Solltest du dein Geld nicht zurück bekommen oder du es auch so nochmal versuchen willst, schau mal hier nach. Vielleicht gibt es da ja bereits eine Lösungsmöglichkeit zu deinem Problem.
Oder frag einfach mal etwas spezifischer nach, was genau nicht funtkioniert, ob und wenn was für ein Fehler kommt und vor allem, ganz wichtig, was dein system ist.
vielleicht lässt sich dann ja eine Lösung finden, dass du das Spiel doch noch zocken kannst.
Mittlerweile gibt es ja auch Patches für das Spiel


----------



## Spassbremse (1. März 2009)

*AW: frage zum kauf*



			
				Dumbi am 01.03.2009 17:36 schrieb:
			
		

> Der Verkäufer ist in diesem Fall nicht dazu verpflichtet das Spiel zurückzunehmen, wenn es geöffnet ist. Wenn du aber einen vernünftigen Mitarbeiter erwischt und ihm dein Problem erklärst, dann bekommst du dein Geld vllt. trotzdem wieder, du solltest es auf jeden Fall einmal ausprobieren.
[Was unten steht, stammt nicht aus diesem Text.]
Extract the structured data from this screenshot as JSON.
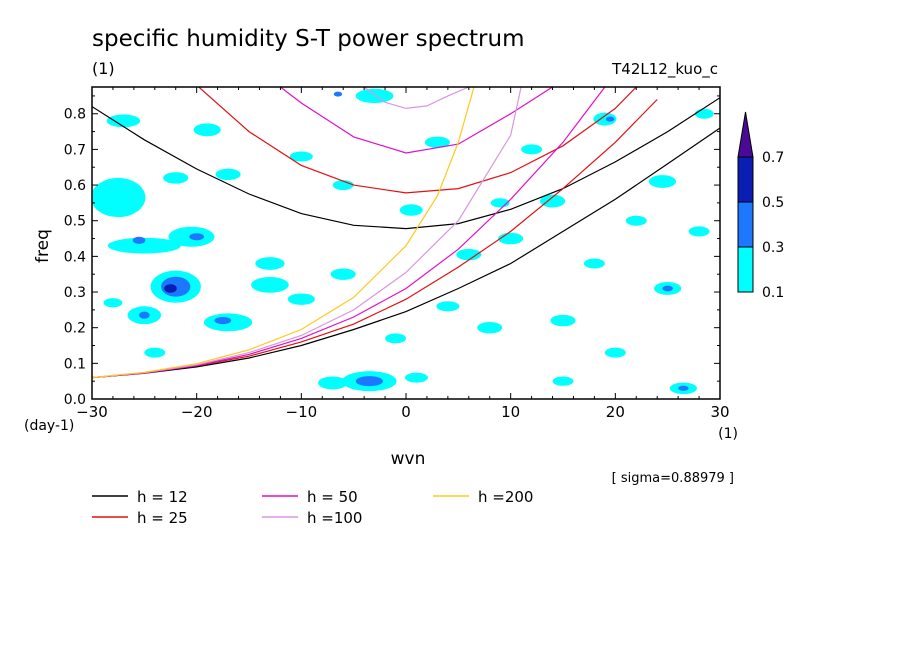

Sorry, aber völlig falsch.

Hier greift eindeutig Gewährleistung, natürlich kann er das Spiel zurückgeben und sein Geld zurückverlangen. Und gerade bei GTA IV sind die meisten Händler sowieso schon entsprechend sensibilisiert, also gibt es da wohl gar kein Problem.

EDIT:

Es ist völlig *egal*, was manche Händler in ihren AGB drinstehen haben, wenn die gekaufte Ware einen Sachmangel aufweist (und das ist bei Software eingeschränkte bzw. überhaupt nicht vorhandene Funktionalität), dann kann man in *jedem* Fall "umtauschen".


----------



## Dumbi (1. März 2009)

*AW: frage zum kauf*



			
				Spassbremse am 01.03.2009 18:08 schrieb:
			
		

> Hier greift eindeutig Gewährleistung, natürlich kann er das Spiel zurückgeben und sein Geld zurückverlangen.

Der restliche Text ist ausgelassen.